Tuesday, December 30, 2014
Greece’s Syriza no longer terrifies some investors
December 30, 2014
The charm offensive launched by Greece’s leftwing Syriza party to persuade foreign investors that it would not wreck the country’s economy and finances were it to win power suffered a notable hiccup last month.
After attending a meeting with Syriza economists in London, a hedge fund analyst wrote that their plans for the country were “total chaos” and warned of a run on bank deposits if the party came to power.
As that possibility draws near, with Syriza leading the polls and a snap election set for January 25, the more surprising factor may be the party’s success at dispelling at least some investors’ worst fears.
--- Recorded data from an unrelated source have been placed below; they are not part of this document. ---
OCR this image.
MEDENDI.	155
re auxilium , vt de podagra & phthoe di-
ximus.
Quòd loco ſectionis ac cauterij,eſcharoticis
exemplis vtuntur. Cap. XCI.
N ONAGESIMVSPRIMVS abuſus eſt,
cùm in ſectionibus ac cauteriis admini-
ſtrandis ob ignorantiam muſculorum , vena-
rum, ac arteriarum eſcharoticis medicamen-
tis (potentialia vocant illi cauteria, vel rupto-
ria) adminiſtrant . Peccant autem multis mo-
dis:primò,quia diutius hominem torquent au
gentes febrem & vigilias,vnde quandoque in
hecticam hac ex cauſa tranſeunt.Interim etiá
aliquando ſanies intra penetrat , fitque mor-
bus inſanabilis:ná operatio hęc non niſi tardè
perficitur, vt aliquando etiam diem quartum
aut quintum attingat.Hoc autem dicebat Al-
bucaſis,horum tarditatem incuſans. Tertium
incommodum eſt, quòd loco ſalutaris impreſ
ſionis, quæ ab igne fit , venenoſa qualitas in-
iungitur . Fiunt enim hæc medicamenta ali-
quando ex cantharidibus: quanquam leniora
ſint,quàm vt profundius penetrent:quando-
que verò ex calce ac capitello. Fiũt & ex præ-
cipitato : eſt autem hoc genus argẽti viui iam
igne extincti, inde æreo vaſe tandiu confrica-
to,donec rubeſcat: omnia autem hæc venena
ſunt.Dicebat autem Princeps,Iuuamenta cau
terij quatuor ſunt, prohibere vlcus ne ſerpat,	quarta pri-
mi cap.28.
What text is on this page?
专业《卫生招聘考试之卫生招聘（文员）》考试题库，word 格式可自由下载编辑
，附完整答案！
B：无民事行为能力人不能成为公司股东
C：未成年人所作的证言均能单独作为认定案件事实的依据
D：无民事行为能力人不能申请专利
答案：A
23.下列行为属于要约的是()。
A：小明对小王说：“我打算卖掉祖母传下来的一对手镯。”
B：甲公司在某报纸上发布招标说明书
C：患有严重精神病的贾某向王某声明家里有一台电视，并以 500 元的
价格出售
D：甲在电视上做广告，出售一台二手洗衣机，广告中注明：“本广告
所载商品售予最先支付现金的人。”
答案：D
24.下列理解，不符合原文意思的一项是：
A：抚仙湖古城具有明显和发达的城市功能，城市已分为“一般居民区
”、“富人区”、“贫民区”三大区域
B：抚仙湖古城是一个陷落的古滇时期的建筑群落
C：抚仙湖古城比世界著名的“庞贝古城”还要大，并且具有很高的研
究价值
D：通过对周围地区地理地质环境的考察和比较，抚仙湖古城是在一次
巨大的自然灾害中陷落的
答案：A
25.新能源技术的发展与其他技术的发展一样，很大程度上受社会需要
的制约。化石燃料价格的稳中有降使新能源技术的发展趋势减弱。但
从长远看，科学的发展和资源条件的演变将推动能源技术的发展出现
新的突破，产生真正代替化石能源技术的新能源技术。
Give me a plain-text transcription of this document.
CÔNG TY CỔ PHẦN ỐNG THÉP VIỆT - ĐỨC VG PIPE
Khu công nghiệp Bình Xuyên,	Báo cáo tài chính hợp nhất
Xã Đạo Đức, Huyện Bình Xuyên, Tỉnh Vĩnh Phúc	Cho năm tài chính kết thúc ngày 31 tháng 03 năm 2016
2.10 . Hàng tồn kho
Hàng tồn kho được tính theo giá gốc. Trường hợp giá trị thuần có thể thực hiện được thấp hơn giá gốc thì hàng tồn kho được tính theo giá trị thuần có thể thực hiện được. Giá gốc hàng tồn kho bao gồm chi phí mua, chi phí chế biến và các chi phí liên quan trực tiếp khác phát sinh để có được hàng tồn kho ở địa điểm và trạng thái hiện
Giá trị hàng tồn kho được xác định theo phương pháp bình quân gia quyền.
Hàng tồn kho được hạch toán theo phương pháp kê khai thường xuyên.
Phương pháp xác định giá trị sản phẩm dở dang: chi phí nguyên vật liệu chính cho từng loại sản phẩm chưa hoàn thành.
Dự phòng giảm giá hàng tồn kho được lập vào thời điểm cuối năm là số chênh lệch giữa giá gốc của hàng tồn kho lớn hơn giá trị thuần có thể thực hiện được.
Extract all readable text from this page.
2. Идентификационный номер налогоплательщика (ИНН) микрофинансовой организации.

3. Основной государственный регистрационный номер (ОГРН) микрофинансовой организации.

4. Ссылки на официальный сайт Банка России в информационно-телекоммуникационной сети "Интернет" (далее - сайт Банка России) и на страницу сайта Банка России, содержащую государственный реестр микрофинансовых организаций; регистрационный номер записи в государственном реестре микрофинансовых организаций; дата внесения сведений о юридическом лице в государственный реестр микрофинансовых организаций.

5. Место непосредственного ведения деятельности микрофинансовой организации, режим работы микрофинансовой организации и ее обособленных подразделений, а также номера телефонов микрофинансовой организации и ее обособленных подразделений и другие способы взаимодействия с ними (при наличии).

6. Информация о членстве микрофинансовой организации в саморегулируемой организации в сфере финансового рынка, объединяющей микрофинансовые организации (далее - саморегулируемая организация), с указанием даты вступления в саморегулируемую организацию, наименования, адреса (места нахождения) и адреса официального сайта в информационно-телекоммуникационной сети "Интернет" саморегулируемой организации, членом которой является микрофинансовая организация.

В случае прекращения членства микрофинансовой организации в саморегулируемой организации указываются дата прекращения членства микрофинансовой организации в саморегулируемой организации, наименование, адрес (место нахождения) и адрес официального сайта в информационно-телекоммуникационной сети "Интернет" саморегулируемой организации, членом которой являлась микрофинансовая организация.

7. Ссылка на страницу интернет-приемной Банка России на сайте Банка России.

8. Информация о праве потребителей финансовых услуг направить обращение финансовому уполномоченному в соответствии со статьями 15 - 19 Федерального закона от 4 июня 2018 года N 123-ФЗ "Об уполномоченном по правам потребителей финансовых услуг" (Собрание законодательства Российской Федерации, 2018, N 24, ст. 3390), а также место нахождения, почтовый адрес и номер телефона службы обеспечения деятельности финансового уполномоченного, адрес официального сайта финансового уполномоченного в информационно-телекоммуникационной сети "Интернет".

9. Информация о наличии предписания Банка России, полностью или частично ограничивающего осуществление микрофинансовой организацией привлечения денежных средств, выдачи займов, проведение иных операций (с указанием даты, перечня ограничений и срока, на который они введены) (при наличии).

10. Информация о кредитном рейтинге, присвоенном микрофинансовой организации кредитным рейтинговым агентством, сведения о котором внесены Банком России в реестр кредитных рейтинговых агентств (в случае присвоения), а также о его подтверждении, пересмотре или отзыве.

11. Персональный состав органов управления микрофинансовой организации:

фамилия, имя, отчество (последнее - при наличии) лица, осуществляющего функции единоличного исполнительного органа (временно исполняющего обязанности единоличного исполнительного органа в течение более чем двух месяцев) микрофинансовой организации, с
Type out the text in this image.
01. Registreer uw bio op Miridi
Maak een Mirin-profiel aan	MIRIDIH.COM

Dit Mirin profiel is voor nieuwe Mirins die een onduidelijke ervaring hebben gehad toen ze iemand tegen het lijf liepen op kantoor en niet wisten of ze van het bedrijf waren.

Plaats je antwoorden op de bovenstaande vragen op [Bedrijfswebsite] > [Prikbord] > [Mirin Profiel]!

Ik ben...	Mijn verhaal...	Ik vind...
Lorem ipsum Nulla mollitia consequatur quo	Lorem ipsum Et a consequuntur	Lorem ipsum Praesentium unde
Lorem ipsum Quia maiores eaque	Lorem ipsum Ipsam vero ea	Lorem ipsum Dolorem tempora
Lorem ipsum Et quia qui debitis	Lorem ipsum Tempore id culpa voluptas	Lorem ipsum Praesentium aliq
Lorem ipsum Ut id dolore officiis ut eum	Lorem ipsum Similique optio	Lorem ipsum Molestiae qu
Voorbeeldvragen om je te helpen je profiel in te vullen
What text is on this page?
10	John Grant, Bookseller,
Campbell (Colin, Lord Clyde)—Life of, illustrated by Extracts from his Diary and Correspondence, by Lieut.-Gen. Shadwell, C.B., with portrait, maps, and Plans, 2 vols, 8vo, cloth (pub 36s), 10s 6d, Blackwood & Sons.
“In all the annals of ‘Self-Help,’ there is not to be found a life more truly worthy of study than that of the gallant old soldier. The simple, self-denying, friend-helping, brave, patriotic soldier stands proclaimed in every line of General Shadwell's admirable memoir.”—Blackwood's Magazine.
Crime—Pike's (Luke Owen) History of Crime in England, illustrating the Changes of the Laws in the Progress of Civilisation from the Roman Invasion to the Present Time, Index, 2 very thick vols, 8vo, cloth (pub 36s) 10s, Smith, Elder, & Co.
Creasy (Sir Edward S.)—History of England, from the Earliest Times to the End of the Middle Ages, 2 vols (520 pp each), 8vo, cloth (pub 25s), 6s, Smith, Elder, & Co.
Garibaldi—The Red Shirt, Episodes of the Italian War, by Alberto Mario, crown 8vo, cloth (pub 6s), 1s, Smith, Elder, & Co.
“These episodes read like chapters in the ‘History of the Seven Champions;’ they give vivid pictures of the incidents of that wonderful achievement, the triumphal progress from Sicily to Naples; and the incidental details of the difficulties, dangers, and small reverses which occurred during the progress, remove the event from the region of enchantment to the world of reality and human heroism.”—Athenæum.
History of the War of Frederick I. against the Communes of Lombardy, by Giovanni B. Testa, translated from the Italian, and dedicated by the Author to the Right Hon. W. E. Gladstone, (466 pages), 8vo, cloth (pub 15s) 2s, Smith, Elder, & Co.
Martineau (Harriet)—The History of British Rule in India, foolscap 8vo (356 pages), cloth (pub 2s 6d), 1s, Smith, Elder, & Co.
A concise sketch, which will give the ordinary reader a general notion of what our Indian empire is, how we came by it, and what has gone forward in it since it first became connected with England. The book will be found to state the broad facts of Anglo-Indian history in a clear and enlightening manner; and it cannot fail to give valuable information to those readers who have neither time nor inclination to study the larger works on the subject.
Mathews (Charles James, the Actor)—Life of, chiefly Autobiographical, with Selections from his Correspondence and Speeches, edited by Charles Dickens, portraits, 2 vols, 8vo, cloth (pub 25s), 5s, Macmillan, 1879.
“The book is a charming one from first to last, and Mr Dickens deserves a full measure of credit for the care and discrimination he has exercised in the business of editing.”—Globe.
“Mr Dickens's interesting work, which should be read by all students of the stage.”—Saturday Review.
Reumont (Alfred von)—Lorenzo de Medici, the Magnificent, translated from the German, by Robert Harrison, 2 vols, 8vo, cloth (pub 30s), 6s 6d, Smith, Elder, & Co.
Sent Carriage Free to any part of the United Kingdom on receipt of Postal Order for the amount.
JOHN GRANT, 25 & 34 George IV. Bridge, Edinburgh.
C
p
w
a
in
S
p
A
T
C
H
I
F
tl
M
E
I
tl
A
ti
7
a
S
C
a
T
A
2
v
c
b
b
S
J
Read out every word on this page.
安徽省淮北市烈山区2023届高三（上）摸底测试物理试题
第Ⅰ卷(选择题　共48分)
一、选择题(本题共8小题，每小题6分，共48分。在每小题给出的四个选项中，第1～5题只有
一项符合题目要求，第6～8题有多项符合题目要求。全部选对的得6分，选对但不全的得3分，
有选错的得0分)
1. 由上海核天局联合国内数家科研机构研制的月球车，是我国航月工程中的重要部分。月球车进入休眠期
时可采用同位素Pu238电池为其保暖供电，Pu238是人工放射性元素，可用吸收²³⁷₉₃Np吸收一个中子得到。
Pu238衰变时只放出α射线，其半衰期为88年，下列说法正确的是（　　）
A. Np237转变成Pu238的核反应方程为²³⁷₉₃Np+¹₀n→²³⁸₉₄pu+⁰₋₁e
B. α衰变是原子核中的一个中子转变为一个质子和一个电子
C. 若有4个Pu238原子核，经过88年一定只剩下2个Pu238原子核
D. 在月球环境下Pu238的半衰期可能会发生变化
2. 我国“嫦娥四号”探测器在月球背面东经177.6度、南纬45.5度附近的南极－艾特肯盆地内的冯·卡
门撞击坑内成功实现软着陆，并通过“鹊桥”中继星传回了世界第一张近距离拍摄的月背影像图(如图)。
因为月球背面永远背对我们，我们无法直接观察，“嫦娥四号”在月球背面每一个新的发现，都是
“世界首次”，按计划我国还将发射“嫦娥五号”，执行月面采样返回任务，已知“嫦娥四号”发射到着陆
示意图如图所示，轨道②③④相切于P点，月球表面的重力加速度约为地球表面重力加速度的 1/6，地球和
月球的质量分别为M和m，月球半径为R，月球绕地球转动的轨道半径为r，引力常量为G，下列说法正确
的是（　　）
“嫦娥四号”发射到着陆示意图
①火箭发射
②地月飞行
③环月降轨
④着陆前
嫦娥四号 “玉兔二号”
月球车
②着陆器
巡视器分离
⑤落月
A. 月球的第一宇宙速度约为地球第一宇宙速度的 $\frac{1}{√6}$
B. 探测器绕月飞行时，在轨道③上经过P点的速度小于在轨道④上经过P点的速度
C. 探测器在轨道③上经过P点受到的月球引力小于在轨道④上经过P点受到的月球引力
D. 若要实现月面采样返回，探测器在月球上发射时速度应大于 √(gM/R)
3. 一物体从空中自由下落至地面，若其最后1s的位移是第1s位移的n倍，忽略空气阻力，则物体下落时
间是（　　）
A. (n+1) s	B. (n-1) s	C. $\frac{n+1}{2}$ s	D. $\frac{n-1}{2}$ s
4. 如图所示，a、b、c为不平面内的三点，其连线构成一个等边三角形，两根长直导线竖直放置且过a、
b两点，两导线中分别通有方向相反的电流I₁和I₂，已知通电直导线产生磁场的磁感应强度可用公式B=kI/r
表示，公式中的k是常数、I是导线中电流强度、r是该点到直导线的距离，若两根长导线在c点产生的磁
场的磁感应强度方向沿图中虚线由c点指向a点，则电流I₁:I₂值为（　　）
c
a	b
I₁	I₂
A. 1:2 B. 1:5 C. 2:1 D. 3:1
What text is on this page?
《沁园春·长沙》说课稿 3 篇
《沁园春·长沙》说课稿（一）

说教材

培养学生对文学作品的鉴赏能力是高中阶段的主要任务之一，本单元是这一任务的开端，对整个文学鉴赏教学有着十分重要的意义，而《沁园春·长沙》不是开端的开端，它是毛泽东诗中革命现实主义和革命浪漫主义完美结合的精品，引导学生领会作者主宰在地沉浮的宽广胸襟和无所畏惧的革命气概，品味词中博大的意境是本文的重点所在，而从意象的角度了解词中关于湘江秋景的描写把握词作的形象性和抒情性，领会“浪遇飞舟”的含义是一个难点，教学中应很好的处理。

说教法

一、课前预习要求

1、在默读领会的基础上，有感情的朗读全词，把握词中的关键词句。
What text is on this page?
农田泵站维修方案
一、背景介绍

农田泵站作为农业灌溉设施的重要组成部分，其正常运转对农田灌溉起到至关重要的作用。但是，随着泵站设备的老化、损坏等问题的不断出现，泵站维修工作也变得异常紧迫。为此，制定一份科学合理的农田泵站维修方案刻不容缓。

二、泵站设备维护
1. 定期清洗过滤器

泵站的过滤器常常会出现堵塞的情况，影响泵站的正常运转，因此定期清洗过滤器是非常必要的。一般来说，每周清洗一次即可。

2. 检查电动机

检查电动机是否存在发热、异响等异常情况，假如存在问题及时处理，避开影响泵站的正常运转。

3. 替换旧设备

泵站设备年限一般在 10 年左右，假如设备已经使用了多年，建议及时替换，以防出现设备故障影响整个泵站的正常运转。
Alexis Tsipras, Syriza leader, has abandoned his pledge to “tear up” the bailout agreement with international creditors and is instead emphasising more moderate steps to address the debt load as well as his deep commitment to the euro.
Krishna Guha, of Evercore ISI, warned that, at a minimum, investors faced “a four-week period of elevated uncertainty in which eurozone risk assets will struggle to perform.”
But, Mr Guha added: “We believe that Tsipras will prove more pragmatic than past Syriza rhetoric suggests. He has opened back-channels to Berlin, Paris and Frankfurt, and has every incentive to try to negotiate relatively cosmetic changes to Greece’s programme and ride the early-stage Greek recovery rather than derail it.”